93 Billion Light Years
Time and space. They go together like peanut butter and chocolate. And if your mind is still boggled or at least semi-boggled by last night’s brainfuck then, Cousins, you’re in for another treat.
I was watching something once, a sci-fi movie or TV show I think, where a character was referred to as being 500 light years old. Or something like that. Right away we know that we’re dealing with a half-assed writer who needed to do a bit more research because, as anybody who ever took fourth grade science knows, a light year is not a measure of time but a measure of distance. And like eternity, it’s one more thing that our tiny brains cannot fully comprehend.
We all know the definition: a light year is the distance traveled by light over the course of a year. Quick, what did I leave out? That’s right: “in a vacuum.” Very good—give yourself a Reese’s Peanut Butter Cup. So OK, we can define a light year, but can we really even begin to comprehend what it means?
Yipee, you just got some unexpected time off from your job. No you didn’t win the lottery, you were fired. Good, because you were getting sick of that place anyway. And what better way to celebrate your new-found freedom than with a road trip? But this isn’t just any road trip—you’ve decided that you are going to drive non-stop at 100 miles an hour for an entire year. (No, I don’t know what you’re going to do for fuel. Maybe after you got your loser ass fired you purchased a car designed to run the on that stench of failure emanating from your body.)
So if you drive 100 miles an hour for a year you have to admit that you’ll rack up a good number of miles. In fact you’ll end up traveling about 876,000 miles. Why, you could have driven to the Moon and back…twice! Good for you!
OK, now imagine that you’re driving that car not 100 miles an hour, but at the speed of light. Which is what? C’mon, fourth-graders. Right, 186,000 miles per second. Not per hour, mind you, but per second. You click on a flashlight and count to one and that beam of light is already 186,000 miles away.
And for those keeping score at home, that works out to about 669,600,000 miles per hour. (Assuming no traffic.) So if at the speed of light you can travel that far in a second how many miles will you travel over the course of a year? This many: 5,878,625,373,183.

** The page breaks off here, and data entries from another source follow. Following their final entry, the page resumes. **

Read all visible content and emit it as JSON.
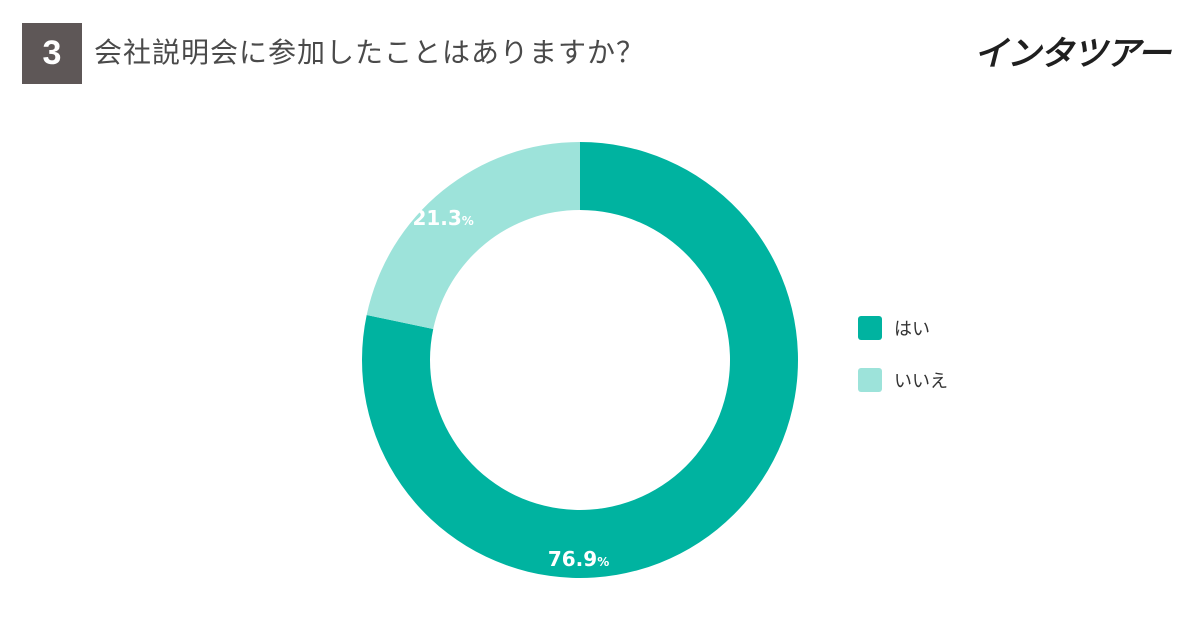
{
  "header": {
    "question_number": "3",
    "title": "会社説明会に参加したことはありますか？",
    "brand": "インタツアー"
  },
  "colors": {
    "badge": "#5e5757",
    "brand_accent": "#00b3a0"
  },
  "chart_data": {
    "type": "pie",
    "donut": true,
    "title": "会社説明会に参加したことはありますか？",
    "series": [
      {
        "name": "はい",
        "value": 76.9,
        "label": "76.9",
        "color": "#00b3a0"
      },
      {
        "name": "いいえ",
        "value": 21.3,
        "label": "21.3",
        "color": "#9de3da"
      }
    ],
    "unit": "%",
    "legend_position": "right"
  }
}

There are really two definitions of the Universe. One is everything that’s out there. And how much is that? As I mentioned last night, we don’t have a clue. Is the Universe finite or infinite? There may be some form of cosmic being somewhere that knows the answer to this, but guess what, Mortimer? It ain’t you.
The second definition of the Universe is a little easier for our monkey-type brains to handle. It’s conveniently defined as what we can observe; the known Universe. And this, of course, is the most fluid of definitions. We are extending our view into space more each year, and the further we see the larger our known Universe becomes.
The nearest known star to us (yes, yes, other than the Sun—god, you’re anal) is Proxima Centuri. It is a little over four light years away. In other words if you shine a flashlight at it right now that light won’t reach it until almost three years into John Edwards’ first term. And yes, that’s at 5,878,625,373,183 miles per hour.
And now back to the Universe, the known Universe. If you eat your Wheaties and jog on out to the edge of the known Universe and shine a flashlight across to its other side, it will take that beam of light 93,000,000,000 years to get to the other side!
Whew, these numbers are about to make my head explode. I better quit here and rest my brain for a while. After all, I have to drive all the way to San Leandro tomorrow.